Fixing Parliament
- First Posted: Sep 17 2010 11:37 AM
- Updated: about 6 hours ago
Polls say Canadians are fed up with all the fighting in the House of Commons, but some pundits say it's the only reason anybody pays attention.
Canada’s national blood sport resumes proceedings next week. No, not that blood sport. The NHL doesn’t start until October. On Monday Parliament reconvenes, and according to recent polls Canadians are fed up with the constant fighting and point-scoring during Question Period. A Public Policy Forum conference on the issue this week has sparked debate on how to stop the fussin' and a' feudin' on the Hill once and for all.
While suggestions being put forth mostly involve getting politicians to change their attitude, former NDP leader Ed Broadbent told the conference the real problem with Parliament is “that most Canadians don’t see themselves reflected there.” He points to the fact that the Conservatives won hundreds of thousands of votes in Vancouver, Toronto, and Montreal, but have no seats from those cities, and the Green Party has yet to win a seat despite capturing nearly 1 million votes in 2008. It’s a thinly veiled call for electoral reform, something the NDP has been chasing for years.
No one should be surprised that our politicians fight, and we shouldn’t be too worried about fixing it, according to Geoff Norquay in The Mark. “In our system of government, the parties and leaders are not supposed to “get along”; they are supposed to disagree and challenge each other,” he writes. The current state of discourse is also reflective of a weak minority government. As soon as some one wins a majority, everybody will make nice. Or at least nicer.
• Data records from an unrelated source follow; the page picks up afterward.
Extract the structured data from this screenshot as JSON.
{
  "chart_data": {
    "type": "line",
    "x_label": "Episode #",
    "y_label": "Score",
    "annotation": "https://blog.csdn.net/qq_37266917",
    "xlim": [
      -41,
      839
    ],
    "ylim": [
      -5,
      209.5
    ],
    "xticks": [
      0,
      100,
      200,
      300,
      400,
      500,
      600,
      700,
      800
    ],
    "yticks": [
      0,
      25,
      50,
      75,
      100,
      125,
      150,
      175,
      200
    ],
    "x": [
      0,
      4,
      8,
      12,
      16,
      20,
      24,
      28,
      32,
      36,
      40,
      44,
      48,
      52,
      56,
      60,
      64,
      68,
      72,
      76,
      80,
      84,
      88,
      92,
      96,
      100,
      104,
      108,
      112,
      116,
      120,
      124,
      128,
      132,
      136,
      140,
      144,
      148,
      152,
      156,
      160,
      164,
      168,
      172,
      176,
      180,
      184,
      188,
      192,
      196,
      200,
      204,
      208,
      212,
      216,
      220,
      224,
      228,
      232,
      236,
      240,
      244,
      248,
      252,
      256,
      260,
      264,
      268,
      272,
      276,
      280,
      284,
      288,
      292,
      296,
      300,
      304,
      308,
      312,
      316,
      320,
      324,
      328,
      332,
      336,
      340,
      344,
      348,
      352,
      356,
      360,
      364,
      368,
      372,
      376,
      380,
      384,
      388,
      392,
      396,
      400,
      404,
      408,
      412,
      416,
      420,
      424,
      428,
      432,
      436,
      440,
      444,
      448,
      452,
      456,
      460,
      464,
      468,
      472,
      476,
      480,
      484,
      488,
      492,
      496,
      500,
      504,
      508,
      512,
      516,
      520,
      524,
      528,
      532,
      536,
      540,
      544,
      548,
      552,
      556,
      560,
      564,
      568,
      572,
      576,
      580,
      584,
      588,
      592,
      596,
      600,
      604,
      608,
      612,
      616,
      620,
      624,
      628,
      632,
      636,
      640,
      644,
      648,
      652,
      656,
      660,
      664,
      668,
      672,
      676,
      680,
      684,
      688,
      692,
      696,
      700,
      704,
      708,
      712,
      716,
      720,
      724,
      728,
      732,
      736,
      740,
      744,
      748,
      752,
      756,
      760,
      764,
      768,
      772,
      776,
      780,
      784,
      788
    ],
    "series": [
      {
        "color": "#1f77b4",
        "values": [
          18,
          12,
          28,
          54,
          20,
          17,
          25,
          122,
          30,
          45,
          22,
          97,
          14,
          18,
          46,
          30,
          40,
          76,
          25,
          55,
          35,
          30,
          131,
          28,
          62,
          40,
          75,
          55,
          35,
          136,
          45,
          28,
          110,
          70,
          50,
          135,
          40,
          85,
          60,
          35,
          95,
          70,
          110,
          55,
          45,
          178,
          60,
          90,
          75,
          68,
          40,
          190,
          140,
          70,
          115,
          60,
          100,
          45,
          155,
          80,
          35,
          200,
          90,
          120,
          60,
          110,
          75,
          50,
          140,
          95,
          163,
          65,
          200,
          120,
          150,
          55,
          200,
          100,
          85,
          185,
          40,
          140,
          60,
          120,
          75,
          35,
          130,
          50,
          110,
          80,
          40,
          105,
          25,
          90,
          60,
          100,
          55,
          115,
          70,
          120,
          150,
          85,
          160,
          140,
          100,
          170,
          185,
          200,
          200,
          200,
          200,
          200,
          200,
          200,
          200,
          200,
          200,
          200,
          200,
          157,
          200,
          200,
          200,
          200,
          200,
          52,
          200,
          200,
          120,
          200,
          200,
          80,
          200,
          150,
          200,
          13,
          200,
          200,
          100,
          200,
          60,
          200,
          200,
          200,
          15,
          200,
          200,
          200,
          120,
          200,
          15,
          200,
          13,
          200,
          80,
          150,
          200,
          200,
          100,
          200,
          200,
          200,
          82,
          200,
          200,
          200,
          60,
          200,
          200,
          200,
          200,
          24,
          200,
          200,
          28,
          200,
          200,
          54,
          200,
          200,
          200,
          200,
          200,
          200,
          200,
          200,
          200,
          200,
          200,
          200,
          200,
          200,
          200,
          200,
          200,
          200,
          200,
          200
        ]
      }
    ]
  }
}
The Globe and Mail’s John Ibbitson says that the rhetorical eye-gouging isn’t likely to disappear anytime soon, not because Canadian politics are so divisive but precisely because they are the opposite. “Americans disagree passionately on things that really matter,” he writes, “illegal immigration, taxes and deficits, wars past and present. But most Canadians agree about most things, and the two big parties reflect this.” The political theatre that sometimes disgusts us actually keeps us interested, he says. “It’s loud and colourful posturing designed to disguise consensus.”
As former Liberal MP Marlene Catterall recently observed, Question Period is like a hockey fight. We tut-tut, but everybody watches.